Granitskulptur, gesehen und fotografiert in Meran 2016. Sachdienliche Hinweise über den oder die (leider nicht notierte und nicht gefundene) Künstler/in bitte ins Forum!
Foto: Harald Fidler

Der Testverweigerer

Der selbstständige dänische Medienberater heißt Thomas Baekdal, er gibt ein kostenpflichtiges Onlinemagazin über Medienentwicklungen heraus und hat seine Erfahrungen mit einem Monat News-Verzicht für die European Broadcasting Union dokumentiert (Download kostenlos hier, PDF-Link).

Ein Drittel Verweigerer: die Ausgangslage

Mehr als ein Drittel der 2000 befragten Österreicherinnen und Österreicher erklärte laut Digital News Report 2019, die Themen der Medien hätten keine Relevanz für sie.

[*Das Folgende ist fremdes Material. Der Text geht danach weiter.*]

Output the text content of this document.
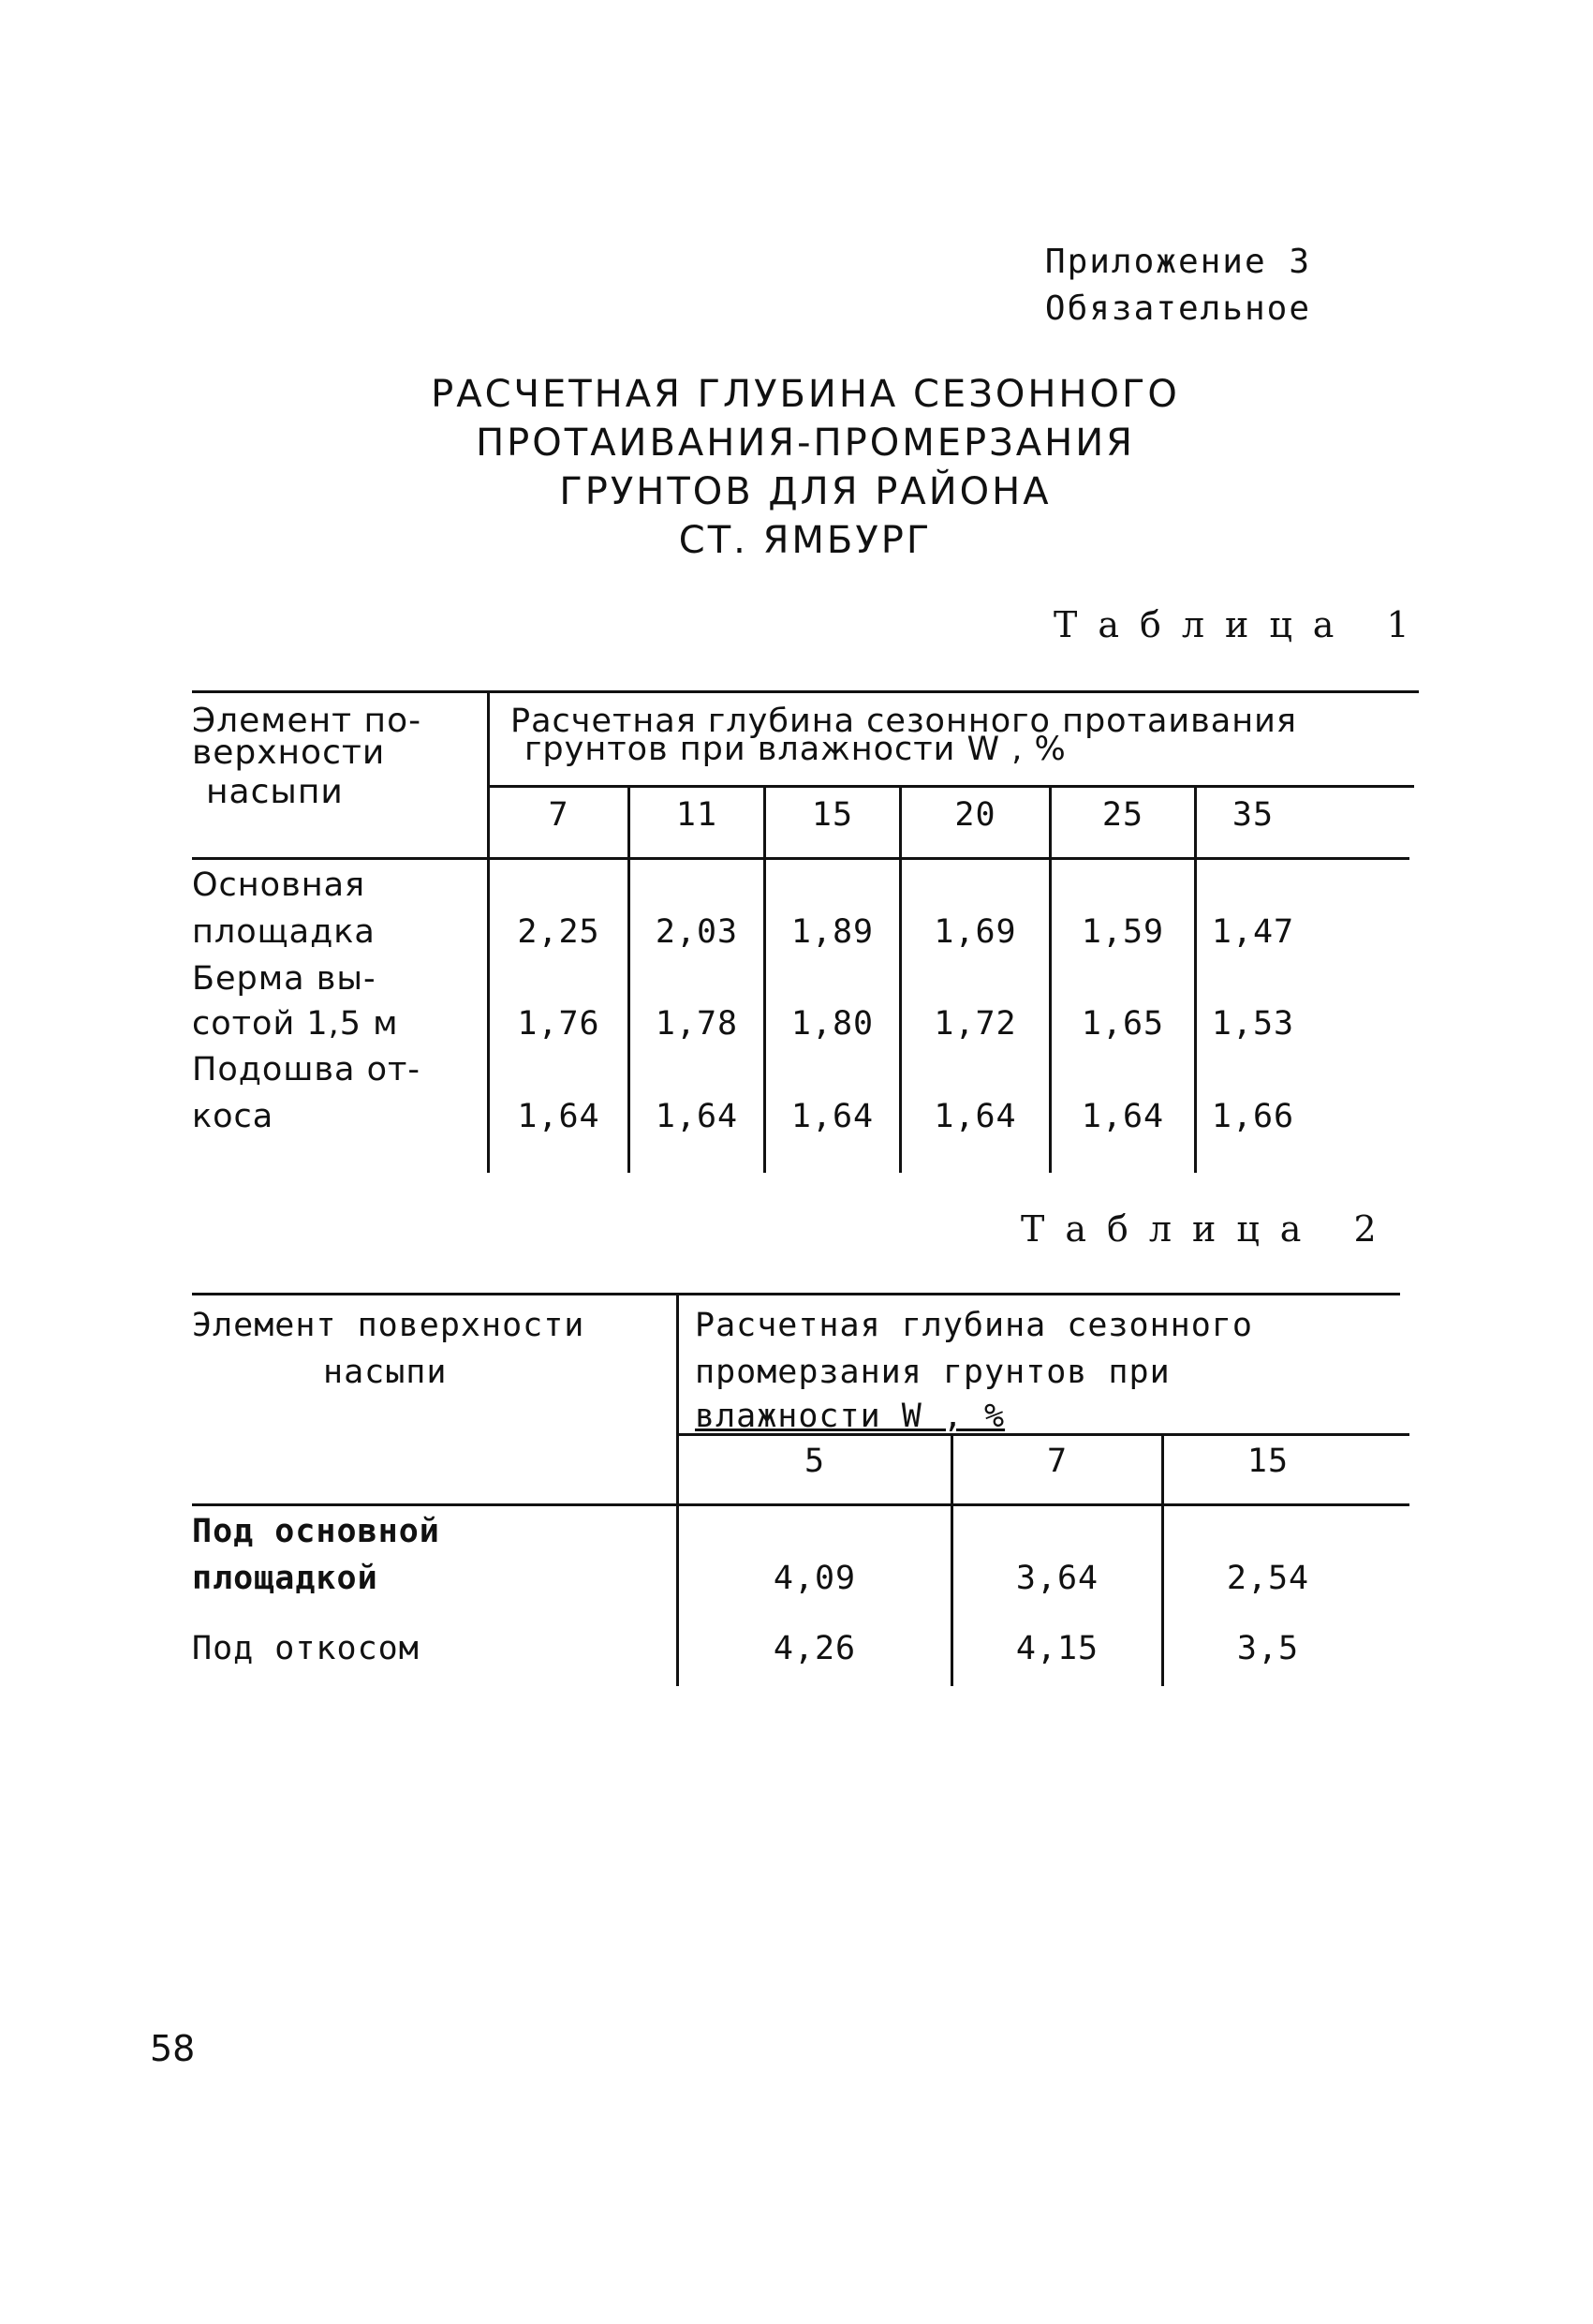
Приложение 3
Обязательное
РАСЧЕТНАЯ ГЛУБИНА СЕЗОННОГО
ПРОТАИВАНИЯ-ПРОМЕРЗАНИЯ
ГРУНТОВ ДЛЯ РАЙОНА
СТ. ЯМБУРГ
Таблица 1
Элемент по-
верхности
насыпи
Расчетная глубина сезонного протаивания
грунтов при влажности W , %
7	11	15	20	25	35
Основная
площадка	2,25	2,03	1,89	1,69	1,59	1,47
Берма вы-
сотой 1,5 м	1,76	1,78	1,80	1,72	1,65	1,53
Подошва от-
коса	1,64	1,64	1,64	1,64	1,64	1,66
Таблица 2
Элемент поверхности
насыпи
Расчетная глубина сезонного
промерзания грунтов при
влажности W , %
5	7	15
Под основной
площадкой	4,09	3,64	2,54
Под откосом	4,26	4,15	3,5
58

International geben in der Studie, die Menschen in rund 40 Ländern befragt, rund drei Prozent an, sie hätten im Monat vor der Befragung keinerlei Nachrichten konsumiert. Rund ein Drittel sagte 2019 im internationalen Schnitt, dass sie Nachrichten häufig ausweichen. Der Brexit war in Großbritannien ein häufig gemiedenes Thema – Rupert Murdochs Sky News startete eine Brexit-freie Version seines Programms. Häufige Begründung für Nachrichtenvermeidung: News trübten die Stimmung, sie vermittelten ein Gefühl der Ohnmacht – und Zweifel am Wahrheitsgehalt.

Der Selbstversuch

Baekdal begann zunächst, seiner eigenen News-Müdigkeit nach der US-Wahl 2016 mit Filtern auf Twitter und anderen Social Media zu begegnen. Er blockierte etwa Tweets über Trump und viele Themen der US-Politik, um der Flut von News zu immer demselben Thema zu begegnen.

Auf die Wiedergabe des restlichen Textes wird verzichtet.